Выйдя в 1816 году в отставку в чине полковника, Федор Васильевич поступил в Иностранную Коллегию. Однако его дипломатическую карьеру прервала женитьба на Софье Юрьевне Нелединской-Мелецкой. Он остался в Петербурге при дворе императрицы Марии Федоровны. Отец Софьи Юрьевны, Юрий Александрович Нелединский-Мелецкий, сенатор, в прошлом статс-секретарь Павла I, был одним из самых приближенных к вдовствующей императрице лиц, составлявших немногочисленный интимный кружок.
Из письма В.Л.Пушкина к князю П.А.Вяземскому от 27 марта 1818 года: «Нелединский в Москве. Софья Юрьевна идет замуж за приятеля твоего Самарина, и свадьба будет скоро. Я был у Юрия Александровича и у невесты и поздравлял их всех. Жених в восхищеньи. Он в деревнях своих велел раздать несколько тысяч бедным, петь благодарственные молебны, и в день свадьбы несколько бедных девушек будут обвенчаны и каждая из них получит тысячу рублей в приданое».

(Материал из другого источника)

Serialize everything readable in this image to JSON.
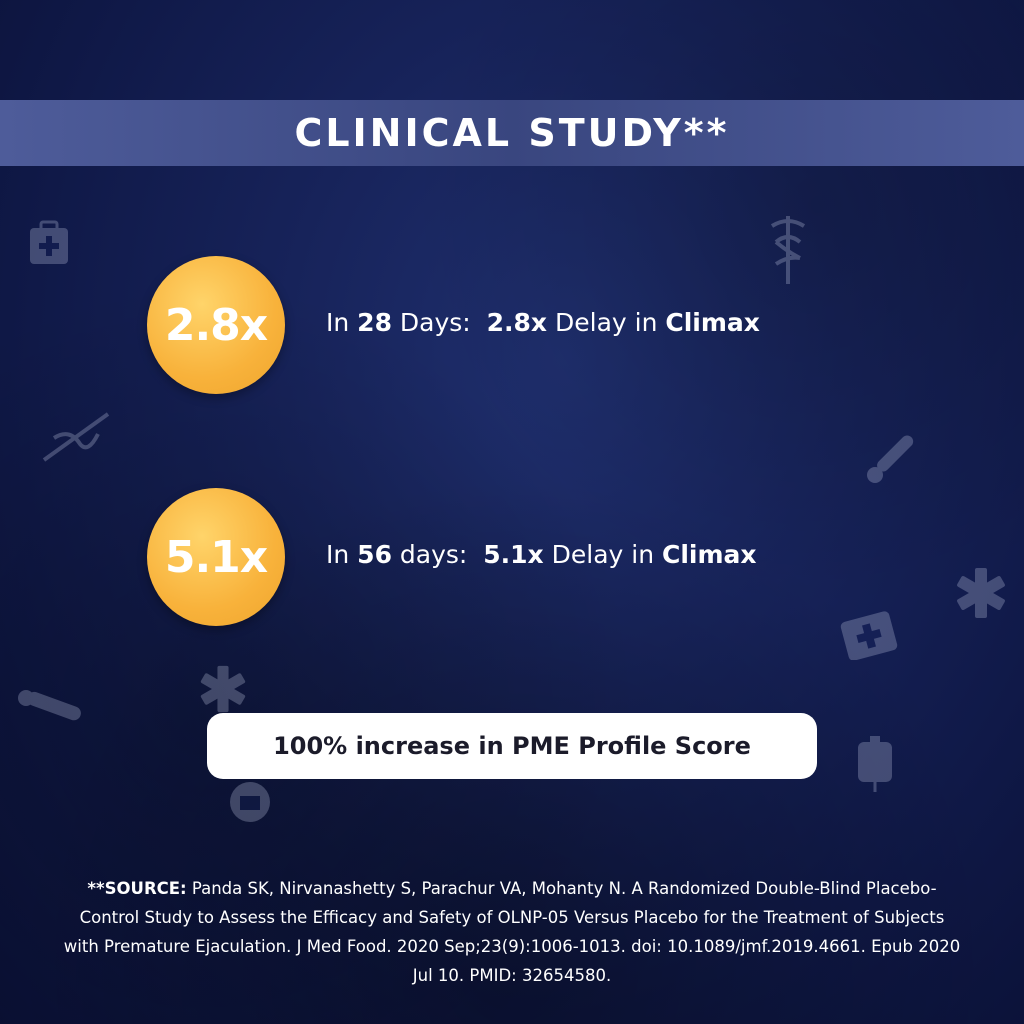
{
  "banner": {
    "title": "CLINICAL STUDY**"
  },
  "stats": [
    {
      "badge": "2.8x",
      "prefix": "In ",
      "days": "28",
      "days_word": " Days:  ",
      "multiplier": "2.8x",
      "middle": " Delay in ",
      "result": "Climax"
    },
    {
      "badge": "5.1x",
      "prefix": "In ",
      "days": "56",
      "days_word": " days:  ",
      "multiplier": "5.1x",
      "middle": " Delay in ",
      "result": "Climax"
    }
  ],
  "highlight": {
    "text": "100% increase in PME Profile Score"
  },
  "source": {
    "label": "**SOURCE:",
    "citation": " Panda SK, Nirvanashetty S, Parachur VA, Mohanty N. A Randomized Double-Blind Placebo-Control Study to Assess the Efficacy and Safety of OLNP-05 Versus Placebo for the Treatment of Subjects with Premature Ejaculation. J Med Food. 2020 Sep;23(9):1006-1013. doi: 10.1089/jmf.2019.4661. Epub 2020 Jul 10. PMID: 32654580."
  },
  "colors": {
    "background": "#17235a",
    "banner": "#45528c",
    "badge": "#f8b23b",
    "pill": "#ffffff"
  },
  "icons": [
    "medical-kit-icon",
    "caduceus-icon",
    "thermometer-icon",
    "asterisk-icon",
    "iv-bag-icon"
  ]
}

21 апреля 1819 года, в годовщину свадьбы Федора Васильевича и Софьи Юрьевны, у них родился первенец — Юрий, названный так в честь деда. Вдовствующая императрица Мария Федоровна и Александр I были его восприемниками от купели.
В апреле 1821 года у Самариных родилась дочь Мария. Федор Васильевич писал по этому поводу сестре своей жены княгине Аграфене Юрьевне Оболенской: «Рекомендую вам Машеньку <> у нее белокурые волосы, подтверждающие, что это моя дочь, и темные глаза говорят, что это дочь Софьи <> У нас теперь парочка детей, которых называют „красными детьми“. Да сохранит их Господь» (перевод с франц.).
Нрав Федора Васильевича лучше всего характеризуется словами Н.В.Гоголя: «Запасаться надо в хорошее время на дурное и неурожайное: умерять дух в веселые минуты мыслями о главном в жизни — о смерти и будущей жизни, затем, чтобы легче было в минуты тяжелые». Высшим авторитетом для него являлось Священное Писание. «Его общественным идеалом была служба Отечеству, служба в исключительно тогдашнем смысле, в смысле военной или гражданской, чиновничей службы, и из своих сыновей он стремился сделать полезных слуг Отечеству».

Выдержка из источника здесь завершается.